Weaving together investigations of traditional form and its ecstatic modern interpolations, both artists are integrating their personal lineages into their work to form new presences. Feder and Reiner share a Korean heritage, and this show incorporates references to Korean cultural traditions. Through each artist’s creative engagement with their own personal histories, an embodied relationality asserts itself in the gallery. A conversation both between the artists and their work and between perception - of the self and other - is taking place in An Iris Between Us. The flower blooms between bodies, in conversation with land, culture and identity.
Cory Feder (Nambé, NM) is a painter, illustrator and sculptor interested in divine and daily expressions of devotion. Feder will debut a suite of clay pigment paintings on panel inspired both by Dancheong (Korean temple paintings) as well as the spiritual tenor of Psalm 139.
Working within the muted color palette of clay pigment, this new direction of Feder’s practice takes on stillness and a sense of history, as if the paintings themselves exist between religious offering and art piece.
Feder grew up in a Korean Presbyterian Church. As an adult, Feder left the church and lived in Korea, drawn back through a desire to discover her cultural lineage. Returning to the states, Feder began incorporating a new spiritual tone into her practice - one that merged these varied forms of heavenly aspiration and created a new, more holistic spiritual path.
Psalm 139 talks about being “made in the secret place;” a direct relationship between corporeal life and something larger than the individual. Both the temple paintings and Psalm are places where the divine is in communion with people, a meeting point towards the spiritual plane. Feder’s practice is one of devotional painting; she is creating sparsely intimate scenes that contain a dispersed godliness. A figure or a star, each its own celestial possibility, crops up across her work. These omniscient presences make the cosmos personal, and act as guides or sages through the prayer of Feder’s work.
Jieun Reiner (Santa Fe, NM) is an oil painter transmuting a place of dreams into an ever-flowing visual language. This new body of work debuts a new way of working for the artist; beginning from a deeply subconscious place and letting form follow a sort of painterly automatic writing. The paintings that emerge from this place are looser - brushstrokes and tessellated pools running through a landscape of dreams.
Reiner will also debut new sculptural work in this show. Taking inspiration from Norigae, a traditional Korean form of tasseled and knotted ornamentation, the artist created wall hanging work that incorporates her metalworking background into sculptural paintings. Strands of pigmented silk descend from cast bronze, creating a hazy movement of flat sun and spectral vista.

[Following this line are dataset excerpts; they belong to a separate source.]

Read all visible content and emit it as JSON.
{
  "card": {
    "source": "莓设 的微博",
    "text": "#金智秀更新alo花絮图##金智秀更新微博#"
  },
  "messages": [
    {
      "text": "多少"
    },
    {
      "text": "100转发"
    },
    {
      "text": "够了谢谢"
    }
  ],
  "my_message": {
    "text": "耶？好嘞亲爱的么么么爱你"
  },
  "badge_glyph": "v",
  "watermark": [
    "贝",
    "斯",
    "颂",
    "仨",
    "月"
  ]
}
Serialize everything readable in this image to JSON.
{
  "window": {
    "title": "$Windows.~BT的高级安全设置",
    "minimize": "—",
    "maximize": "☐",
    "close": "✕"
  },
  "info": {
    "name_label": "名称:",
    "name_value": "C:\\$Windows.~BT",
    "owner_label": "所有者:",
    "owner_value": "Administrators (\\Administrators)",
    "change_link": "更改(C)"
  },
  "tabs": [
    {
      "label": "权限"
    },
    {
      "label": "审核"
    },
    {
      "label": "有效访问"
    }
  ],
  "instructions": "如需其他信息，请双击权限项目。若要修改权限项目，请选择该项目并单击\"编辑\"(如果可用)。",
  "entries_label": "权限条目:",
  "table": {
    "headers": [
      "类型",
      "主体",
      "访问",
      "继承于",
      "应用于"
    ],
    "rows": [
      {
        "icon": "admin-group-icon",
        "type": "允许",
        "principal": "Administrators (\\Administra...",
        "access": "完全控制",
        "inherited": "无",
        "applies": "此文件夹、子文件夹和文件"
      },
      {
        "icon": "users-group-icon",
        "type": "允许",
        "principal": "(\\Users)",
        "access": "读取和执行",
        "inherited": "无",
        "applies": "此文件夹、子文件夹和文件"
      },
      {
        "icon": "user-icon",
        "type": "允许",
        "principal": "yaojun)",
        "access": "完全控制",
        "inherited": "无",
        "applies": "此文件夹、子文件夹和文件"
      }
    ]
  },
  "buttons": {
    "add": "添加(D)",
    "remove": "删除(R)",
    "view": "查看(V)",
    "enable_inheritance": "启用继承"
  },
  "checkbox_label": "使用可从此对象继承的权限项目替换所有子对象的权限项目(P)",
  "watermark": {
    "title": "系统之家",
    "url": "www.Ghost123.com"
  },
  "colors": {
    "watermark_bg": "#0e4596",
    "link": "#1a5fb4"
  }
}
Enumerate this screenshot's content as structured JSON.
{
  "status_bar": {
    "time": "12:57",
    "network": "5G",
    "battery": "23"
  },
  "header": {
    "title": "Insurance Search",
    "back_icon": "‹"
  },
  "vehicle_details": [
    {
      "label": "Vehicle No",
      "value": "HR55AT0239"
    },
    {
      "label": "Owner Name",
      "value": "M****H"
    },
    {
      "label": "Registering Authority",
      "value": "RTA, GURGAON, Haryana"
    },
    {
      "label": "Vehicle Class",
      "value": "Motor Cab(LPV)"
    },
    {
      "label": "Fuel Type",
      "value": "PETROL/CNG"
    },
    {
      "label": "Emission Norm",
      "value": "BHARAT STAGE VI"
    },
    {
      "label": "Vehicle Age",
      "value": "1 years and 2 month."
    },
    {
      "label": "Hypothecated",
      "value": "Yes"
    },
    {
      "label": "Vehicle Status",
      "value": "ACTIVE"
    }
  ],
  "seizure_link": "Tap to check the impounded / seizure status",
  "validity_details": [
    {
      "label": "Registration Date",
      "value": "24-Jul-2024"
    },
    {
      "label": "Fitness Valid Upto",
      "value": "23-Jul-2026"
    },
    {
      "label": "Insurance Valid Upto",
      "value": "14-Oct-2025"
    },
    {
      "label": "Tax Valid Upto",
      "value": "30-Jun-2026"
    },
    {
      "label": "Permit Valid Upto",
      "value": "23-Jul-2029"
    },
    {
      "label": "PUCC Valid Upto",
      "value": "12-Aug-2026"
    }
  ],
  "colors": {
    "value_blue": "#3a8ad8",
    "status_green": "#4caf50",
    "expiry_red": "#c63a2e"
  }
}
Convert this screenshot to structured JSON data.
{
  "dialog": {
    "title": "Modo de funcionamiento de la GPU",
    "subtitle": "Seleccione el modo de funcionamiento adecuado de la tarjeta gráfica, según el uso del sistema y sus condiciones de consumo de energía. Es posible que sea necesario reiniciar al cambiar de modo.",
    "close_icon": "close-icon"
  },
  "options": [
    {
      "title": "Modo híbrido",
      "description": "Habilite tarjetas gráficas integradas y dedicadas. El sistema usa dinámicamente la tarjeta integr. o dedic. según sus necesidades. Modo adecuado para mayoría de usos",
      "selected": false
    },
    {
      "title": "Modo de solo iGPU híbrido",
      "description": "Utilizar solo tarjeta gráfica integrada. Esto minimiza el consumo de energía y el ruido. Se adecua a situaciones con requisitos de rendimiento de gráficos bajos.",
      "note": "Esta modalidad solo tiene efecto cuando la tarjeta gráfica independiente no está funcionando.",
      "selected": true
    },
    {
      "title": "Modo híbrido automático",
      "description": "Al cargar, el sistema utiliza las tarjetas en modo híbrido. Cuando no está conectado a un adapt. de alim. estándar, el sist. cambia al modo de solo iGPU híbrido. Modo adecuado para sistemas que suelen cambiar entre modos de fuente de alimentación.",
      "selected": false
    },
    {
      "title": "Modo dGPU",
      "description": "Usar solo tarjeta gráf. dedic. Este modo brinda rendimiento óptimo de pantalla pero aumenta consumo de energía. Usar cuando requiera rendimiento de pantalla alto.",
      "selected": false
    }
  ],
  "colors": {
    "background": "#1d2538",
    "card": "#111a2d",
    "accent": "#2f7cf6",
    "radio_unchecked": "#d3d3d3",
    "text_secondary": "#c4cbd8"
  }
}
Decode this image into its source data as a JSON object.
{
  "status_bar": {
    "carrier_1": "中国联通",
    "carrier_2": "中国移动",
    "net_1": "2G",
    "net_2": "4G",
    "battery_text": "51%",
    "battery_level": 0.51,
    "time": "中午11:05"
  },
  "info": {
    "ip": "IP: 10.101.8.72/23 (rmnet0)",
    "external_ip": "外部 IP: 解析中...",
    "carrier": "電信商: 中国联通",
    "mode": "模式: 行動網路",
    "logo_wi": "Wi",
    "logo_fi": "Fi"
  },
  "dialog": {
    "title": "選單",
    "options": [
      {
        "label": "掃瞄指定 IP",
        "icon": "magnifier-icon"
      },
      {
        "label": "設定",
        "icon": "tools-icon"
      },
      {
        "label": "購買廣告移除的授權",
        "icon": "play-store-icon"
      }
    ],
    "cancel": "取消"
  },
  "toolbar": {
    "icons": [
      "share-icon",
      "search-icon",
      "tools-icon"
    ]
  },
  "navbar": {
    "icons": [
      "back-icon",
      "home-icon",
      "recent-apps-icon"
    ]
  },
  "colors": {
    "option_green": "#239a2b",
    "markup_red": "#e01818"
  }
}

The paintings that Reiner will debut in An Iris Between Us pursue an index of the wonders of the in between. Working through central curiosities around utopia and dystopia, mixed race identity, and the linguistic possibility of image making, Reiner is carving out spaces in her work that don’t exist anywhere else. The turn toward abstraction lends Reiner the opportunity to work through anchors of personal history, symbology and memory to create a home for a new type of language. Mutable states and doubled landscapes meld into each other through iridine, prismatic conjurings of scene and language.
Feder and Reiner’s work underscores the ways that art making is an intrinsically imaginative practice. Through each, new ways of seeing, reading and of listening appear as a glimmer on the horizon. Another apparitional figure, Iris was the name of the minister and messenger of the Olympian gods (especially of Hera). Represented visually by the rainbow (a symbol of the descent of a celestial messenger), mythology around the goddess Iris dates back to Ancient Greece when she was regarded as the link between heaven and earth. Both artists are attuned toward this linkage- merging metaphysical worlds with natural ones - the real and surreal in an enduring dance.
Be it through material or subject - earthly wonders run freely through both artist’s work - each piece in the show offers something the viewer might grasp hold of, even as they are simultaneously set adrift. These offerings become terrestrial companions as we make our way into a speculative realm alongside the artists. We make our own Edens. We ascend and descend, simultaneously and all the time. By tuning their practices toward the resplendent offerings of the earth, Reiner and Feder offer new visions of Eden, full of contradiction and pleasure.